Mudam-se os tempos, mas falta saber se a vontade acompanha. As recentes alterações na liderança da Liga e na estrutura da FPF, assim como a permanência do tema, criaram espaço para intervenções muito interessantes sobre o projeto de centralização dos direitos televisivos. Começando pela mais importante, de Reinaldo Teixeira, novo presidente da Liga, cujo discurso de tomada de posse fez soar alarmes e confirmou uma coisa que muitos iam ouvindo dizer por aí — mas não a um microfone.

Contrariamente à definição mais ampla encontrada no dicionário, as referências a um dossiê da centralização dos direitos televisivos diziam afinal respeito ao objeto literal: uma pasta onde se arquivam folhas e documentos. Lá dentro, de acordo com a nova liderança da Liga, pouco consta.
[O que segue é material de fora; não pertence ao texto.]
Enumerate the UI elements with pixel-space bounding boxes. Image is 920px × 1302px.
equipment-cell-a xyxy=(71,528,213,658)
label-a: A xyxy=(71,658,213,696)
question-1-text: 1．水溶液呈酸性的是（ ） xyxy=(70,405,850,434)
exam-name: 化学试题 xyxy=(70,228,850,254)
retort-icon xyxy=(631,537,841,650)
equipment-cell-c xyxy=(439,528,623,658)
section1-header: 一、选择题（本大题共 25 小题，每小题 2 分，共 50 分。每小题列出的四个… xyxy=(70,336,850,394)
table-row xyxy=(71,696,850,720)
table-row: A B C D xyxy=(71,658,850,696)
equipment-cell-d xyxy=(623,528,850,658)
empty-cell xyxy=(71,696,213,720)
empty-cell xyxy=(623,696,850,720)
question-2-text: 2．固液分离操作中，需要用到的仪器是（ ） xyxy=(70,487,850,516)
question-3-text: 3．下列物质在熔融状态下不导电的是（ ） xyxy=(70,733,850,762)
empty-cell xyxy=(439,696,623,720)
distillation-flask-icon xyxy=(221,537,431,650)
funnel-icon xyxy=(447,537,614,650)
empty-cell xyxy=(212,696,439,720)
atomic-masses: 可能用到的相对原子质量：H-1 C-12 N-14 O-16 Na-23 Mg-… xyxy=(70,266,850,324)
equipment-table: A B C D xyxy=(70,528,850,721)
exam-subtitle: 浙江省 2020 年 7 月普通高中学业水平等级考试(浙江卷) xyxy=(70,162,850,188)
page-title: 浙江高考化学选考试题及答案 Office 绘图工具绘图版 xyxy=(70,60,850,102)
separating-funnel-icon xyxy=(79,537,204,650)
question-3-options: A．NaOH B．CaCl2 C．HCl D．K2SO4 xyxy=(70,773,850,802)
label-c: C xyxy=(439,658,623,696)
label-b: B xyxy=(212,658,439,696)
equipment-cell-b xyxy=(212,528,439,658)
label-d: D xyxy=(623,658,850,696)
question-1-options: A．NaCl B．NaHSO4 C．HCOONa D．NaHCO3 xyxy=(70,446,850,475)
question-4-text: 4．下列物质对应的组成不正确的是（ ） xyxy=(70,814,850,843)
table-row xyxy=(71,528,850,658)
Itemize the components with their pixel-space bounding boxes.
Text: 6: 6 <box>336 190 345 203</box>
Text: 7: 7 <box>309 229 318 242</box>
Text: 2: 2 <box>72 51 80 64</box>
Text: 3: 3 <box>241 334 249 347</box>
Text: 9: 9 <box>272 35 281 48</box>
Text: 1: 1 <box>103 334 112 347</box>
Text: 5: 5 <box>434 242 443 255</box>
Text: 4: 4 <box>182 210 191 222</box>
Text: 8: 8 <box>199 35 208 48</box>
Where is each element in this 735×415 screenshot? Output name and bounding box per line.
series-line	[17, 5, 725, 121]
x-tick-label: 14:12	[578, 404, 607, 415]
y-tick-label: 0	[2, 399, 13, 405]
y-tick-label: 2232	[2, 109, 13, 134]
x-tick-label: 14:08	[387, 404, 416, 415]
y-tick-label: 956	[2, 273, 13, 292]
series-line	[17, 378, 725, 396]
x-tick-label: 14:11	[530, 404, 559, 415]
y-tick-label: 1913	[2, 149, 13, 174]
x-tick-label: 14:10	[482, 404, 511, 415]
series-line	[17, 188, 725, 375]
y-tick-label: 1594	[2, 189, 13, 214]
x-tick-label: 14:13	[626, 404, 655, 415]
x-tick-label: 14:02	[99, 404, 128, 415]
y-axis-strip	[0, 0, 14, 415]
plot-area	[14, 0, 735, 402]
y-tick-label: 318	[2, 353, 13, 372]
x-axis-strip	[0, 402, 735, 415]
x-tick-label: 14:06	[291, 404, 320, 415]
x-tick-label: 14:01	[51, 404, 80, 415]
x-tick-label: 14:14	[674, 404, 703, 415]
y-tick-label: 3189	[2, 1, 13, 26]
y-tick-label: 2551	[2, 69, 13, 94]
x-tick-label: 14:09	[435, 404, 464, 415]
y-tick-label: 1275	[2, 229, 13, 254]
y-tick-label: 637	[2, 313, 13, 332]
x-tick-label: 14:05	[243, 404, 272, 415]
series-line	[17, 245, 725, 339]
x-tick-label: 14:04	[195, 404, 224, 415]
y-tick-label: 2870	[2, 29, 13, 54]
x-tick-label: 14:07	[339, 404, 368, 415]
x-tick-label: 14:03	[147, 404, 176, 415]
Segundo Reinaldo Teixeira, está tudo por fazer: qual a chave de repartição, que modelo competitivo, que tipologias de produto serão apresentadas ao mercado, ou que investimento será feito para recalibrar a Liga portuguesa numa nova era de conteúdo digital e acesso aos protagonistas. Junte-se a isto as reflexões pertinentes e preocupadas de Luís Sobral, ex-diretor-geral da FPF, Rui Pedro Soares, consultor com experiência neste tema, ou a recente entrevista de Francisco Lampreia a este jornal — um executivo com vasta experiência internacional em clubes de topo nas áreas de media, patrocínios e conteúdos.

Todos têm um mérito: o de tornar esta discussão mais clara e de tornar os alarmes ainda mais audíveis. E todos parecem indicar o mesmo: que as expectativas criadas são irrealistas e que, digo eu, dificilmente todos sairão satisfeitos.

Os alertas vêm de todos os lados, exceto de quem devia naturalmente liderar o futebol português e acelerar a mudança. Continua a ser estranho, no mínimo, que pouco ou nada se saiba sobre o pensamento do atual presidente do Benfica acerca deste tema.

Neste, como noutros assuntos, o plano de jogo parece dar a iniciativa aos adversários — mas, se a estratégia vai resultando dentro do relvado, pode ter resultados desastrosos cá fora. Não deixa de me pasmar e entristecer que alguém historicamente conhecido pela sua visão de jogo pareça tão distraído e inoperante nesta fase da sua vida profissional.